Non posso dire ad esempio che il Natale è una festa da incorniciare o che il mondiale di calcio è un evento da incorniciare.

Posso anche riferirmi a delle pagine di un libro che mi sono particolarmente piaciute e che mi piacerebbe, idealmente, metterle in mostra come un quadro per guardarle e trarre ispirazione.

Giovanni: Esiste anche la locuzione “da manuale“, abbastanza simile. “Da manuale” dà più l’idea di un esempio tipico di qualcosa eseguito in modo perfetto: un’operazione da manuale, un goal da manuale (il manuale del calcio).

Come se ci fosse ogni volta un manuale delle istruzioni (non sempre esiste in realtà) su come si deve fare qualcosa e adesso sto parlando di qualcosa eseguito perfettamente, proprio come c’è scritto sul manuale. Anche in questo caso si apprezza l’operato di una persona che nonostante le difficoltà, ha eseguito alla perfezione una qualche attività. Abbastanza simile a “da incorniciare” ma forse più adatto a questioni tecniche.

Poi, a dirla tutta, anche una rapina in banca può essere condotta “da manuale” (sarebbe il manuale del perfetto rapinatore!). Usare da “incorniciare” in questo caso non è adatto perché generalmente non si usa nel caso di azioni moralmente o eticamente scorrette come una rapina, ancorché perfette nella sua esecuzione.

Nell’uso figurato di “da incorniciare” si usa sempre la preposizione “da”. (ma proprio a me deve toccare parlare di grammatica?). Comunque, in questo caso indica un’azione che merita qualcosa.

Accade la stessa cosa con altri verbi e a volte la frase fornisce un’indicazione simile.

Altre volte cambia un po’: può indicare qualcosa che vale la pena fare, o qualcosa di obbligatorio, o qualcosa che non si può evitare (siamo lì), una conseguenza o anche una specifica particolare o una possibilità.

Es:

Una macchina da esibire (vale la pena, merito, una possibilità)

Un compito da fare (obbligatorio, inevitabile)

Vorrei qualcosa da mangiare e da bere (una specifica)

Io non ho null’altro da aggiungere (una specifica)

Tu hai qualcosa da dire? (una specifica)

Mi piaci da morire, sei bella da impazzire (una conseguenza, un merito)

Un tramonto da ammirare (una possibilità, un merito)

Willemijn: E adesso un bel ripasso da ascoltare e da incorniciare realizzato da Peggy.
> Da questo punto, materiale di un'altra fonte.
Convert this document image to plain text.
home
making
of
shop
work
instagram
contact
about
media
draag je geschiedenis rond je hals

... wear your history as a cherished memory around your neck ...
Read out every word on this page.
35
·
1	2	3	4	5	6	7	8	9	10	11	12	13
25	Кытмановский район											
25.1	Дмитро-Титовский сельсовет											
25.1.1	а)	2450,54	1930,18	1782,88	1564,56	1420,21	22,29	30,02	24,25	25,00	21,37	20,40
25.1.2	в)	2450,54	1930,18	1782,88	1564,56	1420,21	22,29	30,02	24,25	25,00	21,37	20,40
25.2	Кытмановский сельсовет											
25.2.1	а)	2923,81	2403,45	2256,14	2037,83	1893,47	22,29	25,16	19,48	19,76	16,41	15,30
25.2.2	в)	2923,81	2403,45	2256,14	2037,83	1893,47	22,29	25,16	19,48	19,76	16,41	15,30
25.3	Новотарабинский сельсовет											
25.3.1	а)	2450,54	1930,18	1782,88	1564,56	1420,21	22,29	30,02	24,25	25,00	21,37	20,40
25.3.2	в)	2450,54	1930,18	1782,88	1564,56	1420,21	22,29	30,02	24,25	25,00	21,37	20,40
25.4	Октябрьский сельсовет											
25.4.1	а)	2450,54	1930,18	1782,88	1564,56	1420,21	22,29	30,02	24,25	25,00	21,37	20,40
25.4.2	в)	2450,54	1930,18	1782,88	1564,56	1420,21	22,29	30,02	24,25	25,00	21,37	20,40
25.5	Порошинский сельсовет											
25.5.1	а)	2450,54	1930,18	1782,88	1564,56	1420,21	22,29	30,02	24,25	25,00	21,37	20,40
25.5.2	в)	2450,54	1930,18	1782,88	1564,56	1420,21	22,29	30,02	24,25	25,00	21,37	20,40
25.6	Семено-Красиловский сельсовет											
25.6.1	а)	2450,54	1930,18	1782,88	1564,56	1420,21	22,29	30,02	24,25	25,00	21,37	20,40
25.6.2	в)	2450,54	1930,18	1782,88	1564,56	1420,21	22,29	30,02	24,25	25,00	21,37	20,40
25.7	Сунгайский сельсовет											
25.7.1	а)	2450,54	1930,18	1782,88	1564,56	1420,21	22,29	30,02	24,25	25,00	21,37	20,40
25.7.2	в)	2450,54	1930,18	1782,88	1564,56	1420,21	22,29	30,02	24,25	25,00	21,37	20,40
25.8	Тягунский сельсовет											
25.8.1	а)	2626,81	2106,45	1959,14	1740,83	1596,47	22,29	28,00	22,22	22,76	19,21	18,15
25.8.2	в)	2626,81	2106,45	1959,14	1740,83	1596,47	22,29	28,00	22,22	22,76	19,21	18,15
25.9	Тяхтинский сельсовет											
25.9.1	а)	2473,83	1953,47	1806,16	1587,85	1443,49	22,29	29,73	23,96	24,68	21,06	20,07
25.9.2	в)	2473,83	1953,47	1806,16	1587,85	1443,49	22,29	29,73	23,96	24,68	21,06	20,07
Hartmut: Ragazzi, avete anche voi sentito dire che la nostra fabbrica è sull’orlo del precipizio? Penso abbia un fondamento di verità, tant’è vero che ci hanno chiesto di consumare le ferie in questo periodo, qualora ne avessimo ancora, il che non è mai avvenuto in passato. Anzi, abbiamo sempre dovuto fare gli straordinari, persino di domenica, non solo nei giorni infrasettimanali.

Marcelo: risulta anche a me! Quest’anno i nostri ordini sono quasi ridotti ai minimi termini. Senza contare che è imminente la scadenza del finanziamento da parte dell’unione europea per il nostro nuovo progetto. Numerosi clienti insolventi non saldano i conti in sospeso, e, dulcis in fundo, il caro bolletta ora ci sta anche uccidendo.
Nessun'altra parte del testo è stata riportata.